Master: Introducing the component coreference resolution task for requirement specification
Abstract
Consistent terminology is important for successful communication between two parties. If two parties do not agree on a common term for a component in their project, the resulting inconsistency leads to confusion and misunderstandings. In NLP this type of terminological inconsistency is called coreference since there are multiple terms that refer to a common entity. However, a pronoun that refers to its noun is also considered a coreferences. Our goal is to find coreferences among project components only. Thus, in this thesis, we introduce the novel term Component Coreference Resolution (CCR) to differentiate our task from other coreference resolution tasks. In addition, we propose a pipeline to automatically find component coreferences to aid authors in maintaining a consistent terminology. This is especially relevant if authors from different backgrounds work on shared documents as is the case in requirements engineering. To evaluate our pipeline, we manually constructed a test dataset based on public project requirement collections. This allowed us to control the number of coreferences in the test set precisely.
Our proposed pipeline is build on word vectors. These vectors attempt to capture the meaning of a word as a vector in a high dimensional vector space. For the CCR pipeline we explore three different word embedding models. To adopt publicly available weights for these models to the domain of the test set, we use unsupervised fine-training. Many terms are not single words but rather a phrase. To combine the individual vectors of the multiple words into a single phrase vector, we then systematically explore different phrase-, layer- and subword-pooling strategies. These pooling operations create a phrase vector with uniform length for any input phrase regardless of its length. Finally, to determine if two vectors are coreferent, we compare the resulting phrase vectors.
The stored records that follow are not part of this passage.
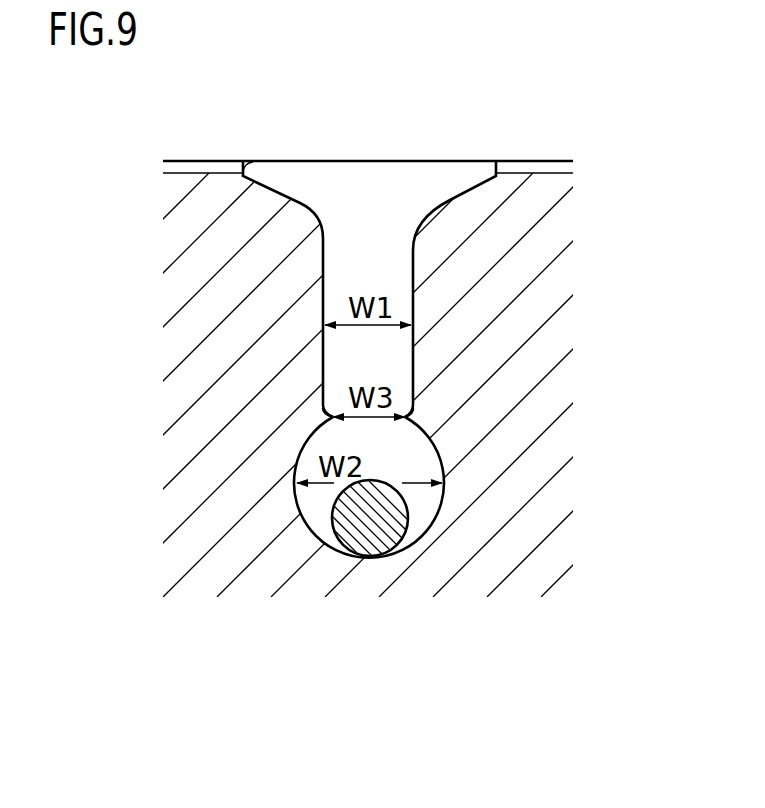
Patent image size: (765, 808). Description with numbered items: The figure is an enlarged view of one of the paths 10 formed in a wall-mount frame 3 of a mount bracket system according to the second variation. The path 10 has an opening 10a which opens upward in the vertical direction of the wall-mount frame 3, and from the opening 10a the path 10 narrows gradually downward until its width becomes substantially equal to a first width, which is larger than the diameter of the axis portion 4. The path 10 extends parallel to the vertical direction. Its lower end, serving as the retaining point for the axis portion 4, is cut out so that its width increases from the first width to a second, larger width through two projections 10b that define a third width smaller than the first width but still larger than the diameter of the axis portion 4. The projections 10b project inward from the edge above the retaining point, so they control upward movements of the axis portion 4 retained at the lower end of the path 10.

The wall-mount frame 3 is at (199, 160).
The path 10 is at (326, 280).
The opening 10a is at (254, 161).
The projections 10b is at (329, 418).
The axis portion 4 is at (395, 532).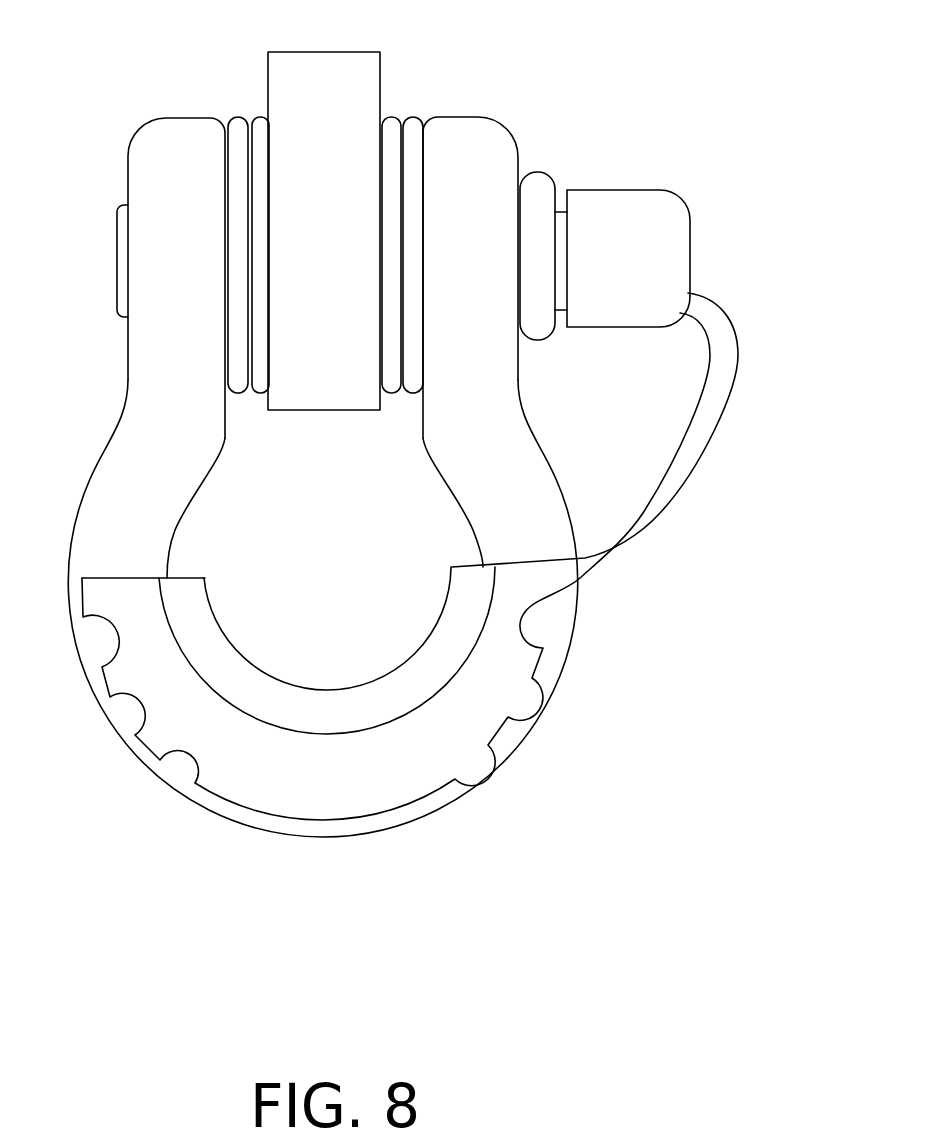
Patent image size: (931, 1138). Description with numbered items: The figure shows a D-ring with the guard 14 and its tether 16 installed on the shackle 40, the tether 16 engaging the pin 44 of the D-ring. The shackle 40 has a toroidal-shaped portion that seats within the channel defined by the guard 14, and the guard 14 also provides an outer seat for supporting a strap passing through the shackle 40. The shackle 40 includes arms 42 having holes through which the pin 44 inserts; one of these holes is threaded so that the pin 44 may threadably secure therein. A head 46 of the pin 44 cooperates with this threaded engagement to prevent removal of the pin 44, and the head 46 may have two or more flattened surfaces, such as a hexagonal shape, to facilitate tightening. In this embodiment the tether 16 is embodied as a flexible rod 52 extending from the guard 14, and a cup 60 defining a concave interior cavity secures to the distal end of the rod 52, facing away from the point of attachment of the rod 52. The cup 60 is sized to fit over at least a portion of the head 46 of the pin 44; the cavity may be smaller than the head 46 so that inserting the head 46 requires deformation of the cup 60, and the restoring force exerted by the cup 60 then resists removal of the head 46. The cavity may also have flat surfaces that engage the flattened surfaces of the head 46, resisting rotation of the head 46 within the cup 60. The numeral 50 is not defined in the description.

For the comparison, we test cosine-similarity, Jaccard-Index and DynaMax.
During evaluation, we choose to place high emphasize on precision and its correlation to the underlying similarity score. This ensures that our results can be ranked by their similarity. We found that the Jaccard-Index significantly outperforms the generally recommend cosine similarity. Further, we contribute additional evidence that domain fine-trained models can outperform generalized supervised models.